LIZ LOZA: I'm here with track and field athlete Ezra Frech, who's about to make his Paralympics debut. Ezra, how excited are you for Tokyo?

EZRA FRECH: Thank you for having me, first of all. This is such a crazy process. I can't even believe it's happening. So I'm very excited, over the moon 100%.

LIZ LOZA: Which events will you be competing in, in Tokyo?

EZRA FRECH: I do the 100 meter long jump and high jump. I qualified in all three, so I'll be doing all three in Tokyo. More chance to win medals. As many events as I can do, I'll be doing.

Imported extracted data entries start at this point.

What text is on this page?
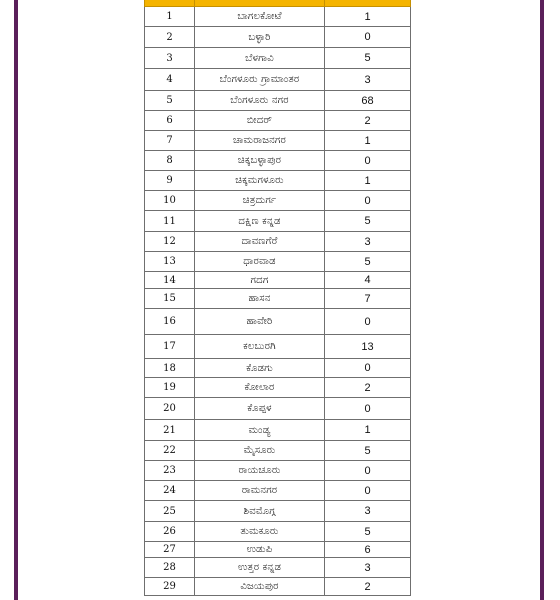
1	ಬಾಗಲಕೋಟೆ	1
2	ಬಳ್ಳಾರಿ	0
3	ಬೆಳಗಾವಿ	5
4	ಬೆಂಗಳೂರು ಗ್ರಾಮಾಂತರ	3
5	ಬೆಂಗಳೂರು ನಗರ	68
6	ಬೀದರ್	2
7	ಚಾಮರಾಜನಗರ	1
8	ಚಿಕ್ಕಬಳ್ಳಾಪುರ	0
9	ಚಿಕ್ಕಮಗಳೂರು	1
10	ಚಿತ್ರದುರ್ಗ	0
11	ದಕ್ಷಿಣ ಕನ್ನಡ	5
12	ದಾವಣಗೆರೆ	3
13	ಧಾರವಾಡ	5
14	ಗದಗ	4
15	ಹಾಸನ	7
16	ಹಾವೇರಿ	0
17	ಕಲಬುರಗಿ	13
18	ಕೊಡಗು	0
19	ಕೋಲಾರ	2
20	ಕೊಪ್ಪಳ	0
21	ಮಂಡ್ಯ	1
22	ಮೈಸೂರು	5
23	ರಾಯಚೂರು	0
24	ರಾಮನಗರ	0
25	ಶಿವಮೊಗ್ಗ	3
26	ತುಮಕೂರು	5
27	ಉಡುಪಿ	6
28	ಉತ್ತರ ಕನ್ನಡ	3
29	ವಿಜಯಪುರ	2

LIZ LOZA: You're only 16 years old and you are the youngest member of the US Paralympic team, do you think the game is being delayed by a year helped or hurt your chances of making the team?

EZRA FRECH: Coming into the year before the pandemic, my goal was just to make the team. But after I got the extra year, I said that goal has to change. Now I got a medal. And so that goal has shifted given the extra year. And a year from ages 15 to 16 is so crucial and I think I grew like 3 to 4 inches in that year. So it definitely was a positive impact for me so I'm very happy that I was able to get that extra year.

LIZ LOZA: What were the physical challenges that you were born with?

EZRA FRECH: I was born with one finger on my left hand. And I had a lower left leg that was curved in towards my waist almost. And a 2 and 1/2 years old, I had a surgery and the doctors removed the curved part of my left leg and then transplanted the big toe from the leg that was almost curved up like this towards my waist onto my left hand. I can pick things up, I could hold things. It totally changed my hand functionality. And then I got a leg that was able to fit into a prosthetic. I would say the biggest challenge for me growing up was the stares, the whispers, and the people pointing fingers. I mean, I was a little kid walking around with basically a robotic leg, and it took me getting older a little more mature to just understand that I was born this way. The only thing I can really change is my perspective on a situation. Might as well just make the most out of my life. I'm just a kid with one leg, like, screw it. Have a good time. And so once I made that flip, that allowed for me to have this different outlook simply for the rest of my life. I'm always going to be underestimated, but that just makes me work harder to prove them wrong. Like, I can do something, my disability isn't holding me back.

LIZ LOZA: You're also incredibly invested, though, we should mention, in the lifting up of the differently abled community. Talk to me more about your foundation, Angel City Sports.

EZRA FRECH: Angel City Sports is basically a nonprofit that my family and I started to provide sports opportunities for people with physical disabilities in Southern California. There's a lack of sports opportunities for this community. Because at the end of the day, someone in a wheelchair can't just roll up to the YMCA and play pickup basketball with the other athletes. There has to be special adaptments, special equipment. There's so much that goes on. But it's really about providing that community for people who don't really feel like they have it everywhere because they are stared at they feel like outsiders, they don't feel like they belong or fit in. But at the Angel City Games, at our clinics and our competitions, we have that community for these athletes. Sports is great for your health. Great for you physically, psychologically, what it does for your soul, for your spirit is amazing.

LIZ LOZA: Ezra, thank you so much for rushing with me today. Stay safe, healthy, and have a great time in Tokyo. We can't wait to watch you out on the track.

EZRA FRECH: Thank you. Thank you, guys. This is awesome. It was a pleasure speaking with you.